The South: Alice never lived here, directed by Senyora "Sini" Bar David (Israel. 1998, 62 min), is another film by the Sephardic trio starring a grandmother, a daughter and a teenager, although the young woman is not from the same family. It is also a travel film, opening with the Sephardic migration from a small Greek town at the turn of this century to the slums of present-day, once-Arab Jaffa in Israel, now their home but a home of racism, poverty and abandoned hopes. Little known outside of Israel is the tradition of discrimination against black Sephardic Jews, typically poorly educated and "uncultured" Jews who are from the "South," i.e., on the contrary, the "superior" people are the Ashkenazi, the Jews of European descent who control Israel, its economy, and who benefit from a caste system that oppresses and limits Sephardim.

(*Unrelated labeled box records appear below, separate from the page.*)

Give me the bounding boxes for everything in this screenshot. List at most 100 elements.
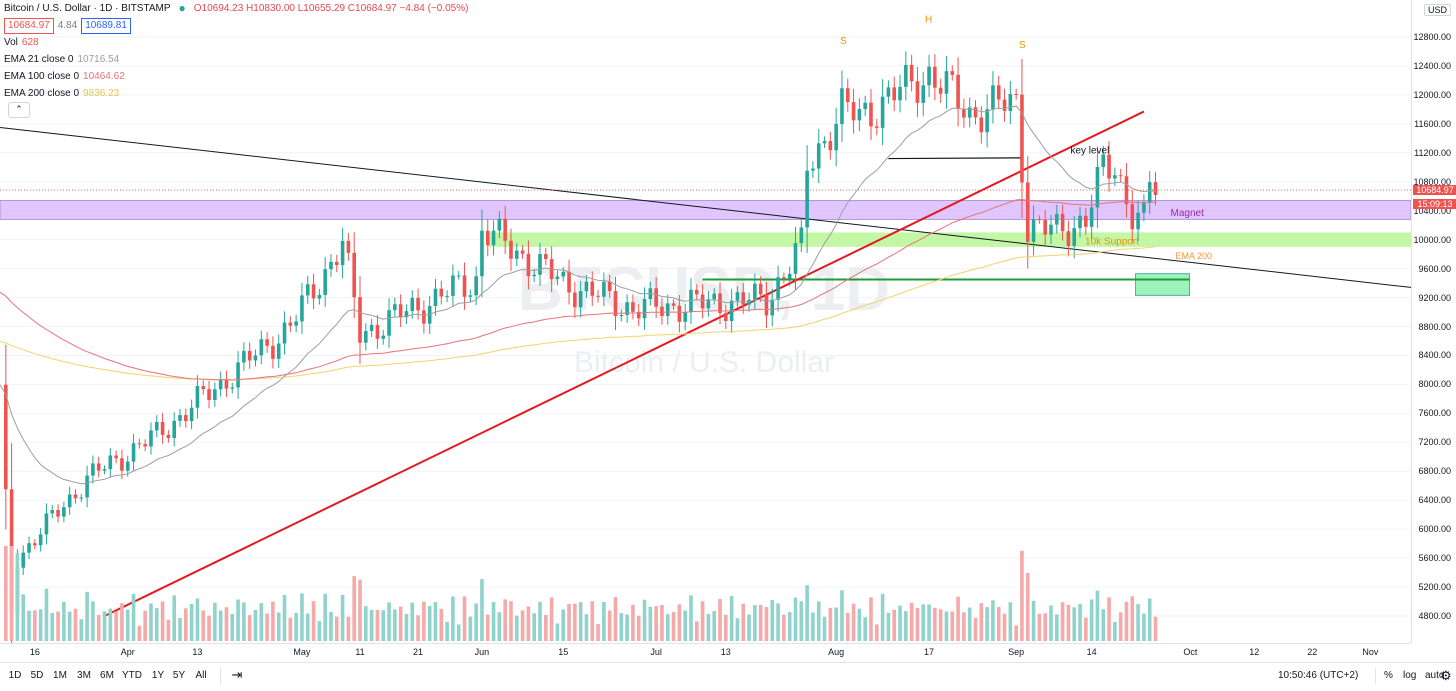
candle-body bbox=[247, 350, 252, 361]
candle-body bbox=[305, 284, 310, 296]
volume-bar bbox=[288, 617, 293, 641]
volume-bar bbox=[497, 612, 502, 641]
candle-body bbox=[451, 275, 455, 296]
candle-body bbox=[613, 291, 618, 317]
candle-body bbox=[503, 218, 507, 241]
price-tick-label: 11600.00 bbox=[1414, 118, 1451, 129]
volume-bar bbox=[474, 603, 478, 641]
volume-bar bbox=[189, 603, 194, 641]
bottom-toolbar: 1D 5D 1M 3M 6M YTD 1Y 5Y All ⇥ 10:50:46 (UTC+2) … bbox=[0, 662, 1456, 691]
volume-bar bbox=[218, 610, 223, 641]
gear-icon[interactable]: ⚙ bbox=[1440, 668, 1452, 683]
volume-bar bbox=[776, 603, 780, 641]
candle-body bbox=[1020, 94, 1024, 183]
range-button-1m[interactable]: 1M bbox=[53, 670, 67, 681]
candle-body bbox=[520, 250, 525, 254]
candle-body bbox=[96, 463, 101, 471]
volume-bar bbox=[1043, 613, 1047, 641]
range-button-5d[interactable]: 5D bbox=[30, 670, 44, 681]
candle-body bbox=[422, 310, 426, 324]
candle-body bbox=[271, 345, 275, 359]
volume-bar bbox=[602, 601, 606, 641]
candle-body bbox=[1054, 213, 1059, 225]
chart-legend: Bitcoin / U.S. Dollar · 1D · BITSTAMP ● … bbox=[0, 0, 468, 118]
candle-body bbox=[352, 252, 357, 298]
volume-bar bbox=[154, 608, 159, 641]
currency-button[interactable]: USD bbox=[1423, 4, 1451, 16]
ema200-legend[interactable]: EMA 200 close 0 9836.23 bbox=[0, 85, 468, 102]
candle-body bbox=[201, 386, 206, 390]
ema21-legend[interactable]: EMA 21 close 0 10716.54 bbox=[0, 51, 468, 68]
candle-body bbox=[642, 298, 647, 319]
range-button-5y[interactable]: 5Y bbox=[172, 670, 186, 681]
range-button-1y[interactable]: 1Y bbox=[151, 670, 165, 681]
candle-body bbox=[62, 507, 66, 517]
range-button-3m[interactable]: 3M bbox=[77, 670, 91, 681]
volume-legend[interactable]: Vol 628 bbox=[0, 34, 468, 51]
range-button-1d[interactable]: 1D bbox=[8, 670, 22, 681]
volume-bar bbox=[329, 611, 333, 641]
volume-bar bbox=[956, 596, 960, 641]
candle-body bbox=[381, 335, 386, 339]
volume-bar bbox=[96, 614, 101, 641]
volume-bar bbox=[468, 616, 473, 641]
price-scale[interactable]: USD 12800.00 12400.00 12000.00 11600.00 1120… bbox=[1411, 0, 1456, 643]
candle-body bbox=[509, 240, 513, 259]
volume-bar bbox=[944, 611, 949, 641]
candle-body bbox=[288, 322, 293, 326]
chevron-up-icon[interactable]: ⌃ bbox=[8, 102, 30, 118]
sell-price-button[interactable]: 10684.97 bbox=[4, 17, 54, 34]
range-button-6m[interactable]: 6M bbox=[100, 670, 114, 681]
percent-toggle[interactable]: % bbox=[1384, 670, 1393, 681]
price-tick-label: 9200.00 bbox=[1418, 292, 1451, 303]
volume-bar bbox=[125, 609, 130, 641]
volume-bar bbox=[375, 610, 380, 641]
volume-bar bbox=[915, 607, 920, 641]
volume-bar bbox=[729, 595, 734, 641]
candle-body bbox=[1130, 204, 1135, 230]
calendar-goto-icon[interactable]: ⇥ bbox=[231, 667, 243, 682]
candle-body bbox=[21, 552, 26, 568]
volume-bar bbox=[56, 611, 60, 641]
clock-display[interactable]: 10:50:46 (UTC+2) bbox=[1278, 670, 1359, 681]
volume-bar bbox=[811, 612, 815, 641]
candle-body bbox=[706, 299, 711, 309]
candle-body bbox=[1066, 231, 1071, 246]
candle-body bbox=[56, 509, 60, 517]
volume-bar bbox=[334, 616, 339, 641]
range-button-all[interactable]: All bbox=[195, 670, 207, 681]
time-tick-label: Jun bbox=[474, 647, 490, 657]
toolbar-separator bbox=[1375, 668, 1376, 684]
volume-bar bbox=[764, 607, 769, 641]
volume-bar bbox=[27, 610, 31, 641]
volume-bar bbox=[619, 613, 624, 641]
candle-body bbox=[677, 305, 682, 322]
buy-price-button[interactable]: 10689.81 bbox=[81, 17, 131, 34]
volume-bar bbox=[195, 598, 200, 641]
candle-body bbox=[1060, 213, 1065, 232]
log-toggle[interactable]: log bbox=[1403, 670, 1417, 681]
auto-toggle[interactable]: auto bbox=[1425, 670, 1445, 681]
volume-bar bbox=[1025, 573, 1030, 641]
candle-body bbox=[1049, 224, 1053, 235]
volume-bar bbox=[1130, 596, 1135, 641]
symbol-title[interactable]: Bitcoin / U.S. Dollar · 1D · BITSTAMP bbox=[4, 3, 171, 14]
volume-bar bbox=[149, 603, 153, 641]
candle-body bbox=[793, 243, 798, 274]
volume-bar bbox=[816, 601, 821, 641]
volume-bar bbox=[265, 613, 269, 641]
candle-body bbox=[27, 543, 31, 553]
volume-bar bbox=[973, 617, 978, 641]
time-scale[interactable]: 16 Apr 13 May 11 21 Jun 15 Jul 13 Aug 17 Sep 14 Oct 12 2… bbox=[0, 643, 1411, 662]
volume-bar bbox=[323, 593, 327, 641]
time-tick-label: Jul bbox=[650, 647, 662, 657]
price-tick-label: 9600.00 bbox=[1418, 263, 1451, 274]
candle-body bbox=[950, 71, 955, 75]
volume-bar bbox=[863, 617, 867, 641]
candle-body bbox=[480, 230, 484, 277]
range-button-ytd[interactable]: YTD bbox=[122, 670, 142, 681]
volume-bar bbox=[578, 602, 583, 641]
ema100-legend[interactable]: EMA 100 close 0 10464.62 bbox=[0, 68, 468, 85]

Prejudice and discrimination in work, housing and education are widespread, though little recognized or combated outside of Israel.The Southexemplifies this injustice, this division within Israel, in the characters of Ida, 89, from Greece, her daughter Bar David, the filmmaker, and Elinor, 15, who is Sephardic but was somehow accepted to enroll in Ashkenazi High School. school
The film laments that Israel is being weakened by a caste system that actually marginalizes fifty percent of its population, that the country has forgotten the idealistic "socialism" of its origins, and that Israel is building on a social system of " elitism and racism. ." . a bad tactic, a greedy thirst for power."